The ‘Joy of the Gospel’ has always, since the time of the Apostles to this day, been about the truth of humanity, of human rights, equality and justice he said. “What do we lead with? Not doctrine, not moral teaching, that’s all part of the larger message. But we lead with what we stand for, human dignity, life, love.”
The degree to which Francis startles is the degree to which these truths have been watered down or muted or lost. How that happened is part of the depth and breadth of this Apostolic Exhortation. What to do about it is its urgency, to encounter a world troubled and hurting and lost on the peripheries.

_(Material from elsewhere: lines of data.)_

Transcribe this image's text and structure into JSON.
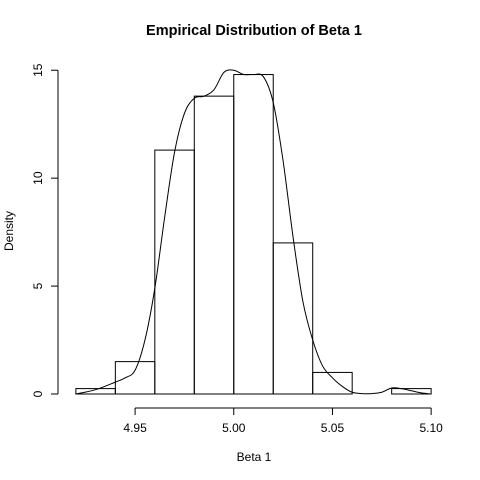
{
  "chart_data": {
    "type": "bar",
    "title": "Empirical Distribution of Beta 1",
    "xlabel": "Beta 1",
    "ylabel": "Density",
    "xlim": [
      4.915,
      5.105
    ],
    "ylim": [
      0,
      15.15
    ],
    "x_ticks": [
      4.95,
      5.0,
      5.05,
      5.1
    ],
    "x_tick_labels": [
      "4.95",
      "5.00",
      "5.05",
      "5.10"
    ],
    "y_ticks": [
      0,
      5,
      10,
      15
    ],
    "y_tick_labels": [
      "0",
      "5",
      "10",
      "15"
    ],
    "grid": false,
    "histogram": {
      "bins": [
        {
          "start": 4.92,
          "end": 4.94,
          "density": 0.25
        },
        {
          "start": 4.94,
          "end": 4.96,
          "density": 1.5
        },
        {
          "start": 4.96,
          "end": 4.98,
          "density": 11.3
        },
        {
          "start": 4.98,
          "end": 5.0,
          "density": 13.8
        },
        {
          "start": 5.0,
          "end": 5.02,
          "density": 14.8
        },
        {
          "start": 5.02,
          "end": 5.04,
          "density": 7.0
        },
        {
          "start": 5.04,
          "end": 5.06,
          "density": 1.0
        },
        {
          "start": 5.06,
          "end": 5.08,
          "density": 0.0
        },
        {
          "start": 5.08,
          "end": 5.1,
          "density": 0.25
        }
      ]
    },
    "density_curve": {
      "x": [
        4.92,
        4.93,
        4.94,
        4.945,
        4.95,
        4.955,
        4.96,
        4.965,
        4.97,
        4.975,
        4.98,
        4.985,
        4.99,
        4.995,
        5.0,
        5.005,
        5.01,
        5.015,
        5.02,
        5.025,
        5.03,
        5.035,
        5.04,
        5.045,
        5.05,
        5.055,
        5.06,
        5.065,
        5.07,
        5.075,
        5.08,
        5.085,
        5.09,
        5.095,
        5.1
      ],
      "y": [
        0.0,
        0.2,
        0.55,
        0.75,
        1.1,
        2.5,
        4.9,
        8.2,
        11.2,
        13.0,
        13.7,
        13.8,
        14.1,
        14.9,
        15.0,
        14.8,
        14.8,
        14.7,
        13.5,
        10.8,
        7.3,
        4.3,
        2.5,
        1.3,
        0.75,
        0.35,
        0.08,
        0.02,
        0.02,
        0.08,
        0.28,
        0.25,
        0.15,
        0.05,
        0.0
      ]
    }
  }
}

Which gets back to the fact that Francis is startling at all, when he’s only reiterating the message of the Gospel and the social teaching that follows. The New York Post editors get it, as they show in this editorial.
Context is important. At the heart of the pope’s concern is that in too many places today, the dignity of the human being is under siege. He scores the “feverish pursuit of frivolous pleasures” for blunting our consciences. And he worries that money has become a new god.

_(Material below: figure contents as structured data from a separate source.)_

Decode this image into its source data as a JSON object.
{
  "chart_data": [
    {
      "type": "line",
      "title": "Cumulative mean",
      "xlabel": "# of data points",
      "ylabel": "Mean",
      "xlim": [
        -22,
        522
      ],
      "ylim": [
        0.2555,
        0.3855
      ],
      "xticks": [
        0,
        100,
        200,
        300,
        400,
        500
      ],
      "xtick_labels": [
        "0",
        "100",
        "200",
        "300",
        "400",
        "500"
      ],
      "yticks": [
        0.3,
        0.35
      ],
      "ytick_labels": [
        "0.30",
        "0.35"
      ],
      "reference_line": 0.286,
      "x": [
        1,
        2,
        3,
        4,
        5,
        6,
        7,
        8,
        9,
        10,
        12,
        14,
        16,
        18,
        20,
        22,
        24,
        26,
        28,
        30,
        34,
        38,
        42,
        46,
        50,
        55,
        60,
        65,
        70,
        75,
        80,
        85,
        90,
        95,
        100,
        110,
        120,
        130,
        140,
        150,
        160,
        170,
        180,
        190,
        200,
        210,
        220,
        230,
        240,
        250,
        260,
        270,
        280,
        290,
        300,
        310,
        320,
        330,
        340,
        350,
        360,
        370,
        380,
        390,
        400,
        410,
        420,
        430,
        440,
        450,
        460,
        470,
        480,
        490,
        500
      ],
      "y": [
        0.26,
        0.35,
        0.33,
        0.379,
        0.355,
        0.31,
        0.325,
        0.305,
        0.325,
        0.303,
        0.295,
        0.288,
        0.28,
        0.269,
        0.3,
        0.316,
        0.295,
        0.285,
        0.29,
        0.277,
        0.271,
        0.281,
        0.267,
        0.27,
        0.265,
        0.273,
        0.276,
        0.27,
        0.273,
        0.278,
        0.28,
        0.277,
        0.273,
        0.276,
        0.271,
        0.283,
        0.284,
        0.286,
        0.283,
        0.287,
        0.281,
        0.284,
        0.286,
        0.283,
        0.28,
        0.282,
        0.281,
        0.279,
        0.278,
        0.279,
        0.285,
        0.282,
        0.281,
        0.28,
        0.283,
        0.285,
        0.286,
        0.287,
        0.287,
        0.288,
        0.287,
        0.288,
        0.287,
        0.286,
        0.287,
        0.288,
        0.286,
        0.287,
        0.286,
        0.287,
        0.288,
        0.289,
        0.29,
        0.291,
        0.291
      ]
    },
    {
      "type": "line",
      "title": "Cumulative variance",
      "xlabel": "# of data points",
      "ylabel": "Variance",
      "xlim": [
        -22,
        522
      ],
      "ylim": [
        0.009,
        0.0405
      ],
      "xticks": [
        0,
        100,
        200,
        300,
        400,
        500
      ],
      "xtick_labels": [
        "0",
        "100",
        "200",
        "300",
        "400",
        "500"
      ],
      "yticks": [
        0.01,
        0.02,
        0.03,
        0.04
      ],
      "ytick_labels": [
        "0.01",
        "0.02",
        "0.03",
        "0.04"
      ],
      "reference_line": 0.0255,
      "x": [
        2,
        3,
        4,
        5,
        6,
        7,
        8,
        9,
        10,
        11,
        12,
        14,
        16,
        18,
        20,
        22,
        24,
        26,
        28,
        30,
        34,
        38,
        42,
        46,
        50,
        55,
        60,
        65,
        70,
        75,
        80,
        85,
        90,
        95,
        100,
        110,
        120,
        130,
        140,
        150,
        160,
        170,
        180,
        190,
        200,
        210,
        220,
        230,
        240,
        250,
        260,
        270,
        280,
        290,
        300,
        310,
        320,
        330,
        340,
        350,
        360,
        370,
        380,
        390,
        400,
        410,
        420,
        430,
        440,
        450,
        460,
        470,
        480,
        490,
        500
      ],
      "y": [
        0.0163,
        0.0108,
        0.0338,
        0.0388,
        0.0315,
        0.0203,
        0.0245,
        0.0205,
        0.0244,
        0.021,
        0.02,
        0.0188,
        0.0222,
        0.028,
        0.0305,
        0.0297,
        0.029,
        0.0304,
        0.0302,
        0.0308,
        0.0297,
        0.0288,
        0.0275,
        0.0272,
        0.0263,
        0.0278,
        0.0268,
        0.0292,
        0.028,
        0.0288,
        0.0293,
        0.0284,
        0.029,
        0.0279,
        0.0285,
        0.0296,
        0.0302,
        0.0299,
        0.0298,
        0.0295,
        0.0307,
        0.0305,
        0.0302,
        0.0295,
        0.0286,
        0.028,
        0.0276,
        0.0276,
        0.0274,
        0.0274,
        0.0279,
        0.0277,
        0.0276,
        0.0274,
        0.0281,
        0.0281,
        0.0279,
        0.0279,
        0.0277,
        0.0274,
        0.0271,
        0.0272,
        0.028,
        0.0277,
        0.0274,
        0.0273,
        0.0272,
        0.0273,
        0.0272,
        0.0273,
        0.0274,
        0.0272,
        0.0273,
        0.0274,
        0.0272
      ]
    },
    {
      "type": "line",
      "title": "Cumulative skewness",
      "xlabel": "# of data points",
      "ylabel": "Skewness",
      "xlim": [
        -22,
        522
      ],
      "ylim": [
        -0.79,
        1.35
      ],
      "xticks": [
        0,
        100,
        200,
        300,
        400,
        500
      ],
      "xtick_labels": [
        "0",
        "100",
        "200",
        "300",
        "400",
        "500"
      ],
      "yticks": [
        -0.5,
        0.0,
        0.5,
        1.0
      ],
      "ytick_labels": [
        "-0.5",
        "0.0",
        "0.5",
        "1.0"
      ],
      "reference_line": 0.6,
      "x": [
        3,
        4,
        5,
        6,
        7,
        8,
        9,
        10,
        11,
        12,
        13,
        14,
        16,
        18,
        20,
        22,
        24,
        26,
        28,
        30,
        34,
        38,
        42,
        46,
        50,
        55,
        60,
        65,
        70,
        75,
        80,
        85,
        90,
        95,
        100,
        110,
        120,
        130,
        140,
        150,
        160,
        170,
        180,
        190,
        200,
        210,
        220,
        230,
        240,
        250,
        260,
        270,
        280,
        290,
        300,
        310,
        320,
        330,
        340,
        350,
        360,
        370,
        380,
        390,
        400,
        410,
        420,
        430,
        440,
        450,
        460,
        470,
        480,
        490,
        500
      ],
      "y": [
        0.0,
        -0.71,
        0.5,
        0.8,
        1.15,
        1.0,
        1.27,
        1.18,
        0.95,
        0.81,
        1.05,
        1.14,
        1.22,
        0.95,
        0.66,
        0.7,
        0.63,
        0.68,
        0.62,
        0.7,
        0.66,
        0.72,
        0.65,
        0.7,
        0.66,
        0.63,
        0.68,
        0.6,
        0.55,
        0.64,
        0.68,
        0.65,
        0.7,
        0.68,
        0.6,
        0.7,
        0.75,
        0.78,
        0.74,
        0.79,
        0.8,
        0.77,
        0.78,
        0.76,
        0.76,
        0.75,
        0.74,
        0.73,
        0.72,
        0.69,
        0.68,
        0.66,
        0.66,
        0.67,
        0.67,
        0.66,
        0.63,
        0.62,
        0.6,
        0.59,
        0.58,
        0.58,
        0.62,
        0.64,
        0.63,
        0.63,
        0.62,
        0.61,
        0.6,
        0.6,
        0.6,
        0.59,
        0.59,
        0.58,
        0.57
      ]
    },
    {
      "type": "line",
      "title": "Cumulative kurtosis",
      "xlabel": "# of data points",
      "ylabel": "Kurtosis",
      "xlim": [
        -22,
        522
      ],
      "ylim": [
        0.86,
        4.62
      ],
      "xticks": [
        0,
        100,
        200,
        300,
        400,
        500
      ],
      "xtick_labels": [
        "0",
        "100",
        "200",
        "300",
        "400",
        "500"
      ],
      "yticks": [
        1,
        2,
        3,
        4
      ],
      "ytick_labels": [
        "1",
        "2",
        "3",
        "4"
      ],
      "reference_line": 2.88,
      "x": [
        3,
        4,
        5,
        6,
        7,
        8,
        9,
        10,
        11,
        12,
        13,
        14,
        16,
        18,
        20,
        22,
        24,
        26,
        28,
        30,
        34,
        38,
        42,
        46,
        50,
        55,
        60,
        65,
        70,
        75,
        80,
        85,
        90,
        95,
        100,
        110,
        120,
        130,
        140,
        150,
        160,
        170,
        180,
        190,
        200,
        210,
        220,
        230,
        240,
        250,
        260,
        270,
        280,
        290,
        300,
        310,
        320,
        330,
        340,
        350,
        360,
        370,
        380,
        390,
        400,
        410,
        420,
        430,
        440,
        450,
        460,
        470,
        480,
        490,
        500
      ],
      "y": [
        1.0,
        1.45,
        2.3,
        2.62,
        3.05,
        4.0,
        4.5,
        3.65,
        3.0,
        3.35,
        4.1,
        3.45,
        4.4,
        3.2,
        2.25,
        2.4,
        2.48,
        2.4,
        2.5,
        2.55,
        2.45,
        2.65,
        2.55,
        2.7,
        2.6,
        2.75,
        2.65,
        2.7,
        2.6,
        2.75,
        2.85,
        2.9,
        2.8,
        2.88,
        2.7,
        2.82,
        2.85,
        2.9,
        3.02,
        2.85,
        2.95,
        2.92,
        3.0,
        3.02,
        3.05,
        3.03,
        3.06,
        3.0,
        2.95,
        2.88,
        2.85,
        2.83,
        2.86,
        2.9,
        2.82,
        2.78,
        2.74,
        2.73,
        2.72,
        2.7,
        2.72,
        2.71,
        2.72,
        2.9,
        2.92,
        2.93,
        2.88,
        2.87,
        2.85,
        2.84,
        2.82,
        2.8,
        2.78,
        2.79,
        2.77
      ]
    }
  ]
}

Like the pope, we see many inequities around the world robbing people of their dignity and preventing them from sharing in the fruits of global prosperity. It is also true that in some places this includes dehumanizing practices that reduce men and women to cogs. We would only point out that in the parts of the earth where people are suffering most from these trends, it is not so much the free market as a rigged market that is to blame.
Many headlines sum up the pope’s letter as a critique of “unfettered” capitalism, and it’s certainly true that Pope Francis believes our financial world needs re-ordering. In reality, of course, unfettered capitalism doesn’t exist. But the places where it comes closest — say, Hong Kong — provide much more real opportunity and dignity for the poor than places where markets are greatly limited.
In truth, the pope’s real enemy is crony capitalism, which he has had long experience with because it dominates his native Latin America. This is a capitalism that insulates the rich and powerful from competition at home and abroad. Under crony capitalism, the poor pay more because they are denied access to better-priced goods and services from abroad; and they have fewer opportunities to use their talents and enterprise to better their conditions. And it is highly corrupting.
We fully share the pope’s concern about an “economy of exclusion and inequality.”
It’s one that is now growing in the U.S., surprising as that may be to many people. So now that the consciousness of big media has been roused by this pope’s call to urgent action, hopefully they’ll stay on message and follow where it leads.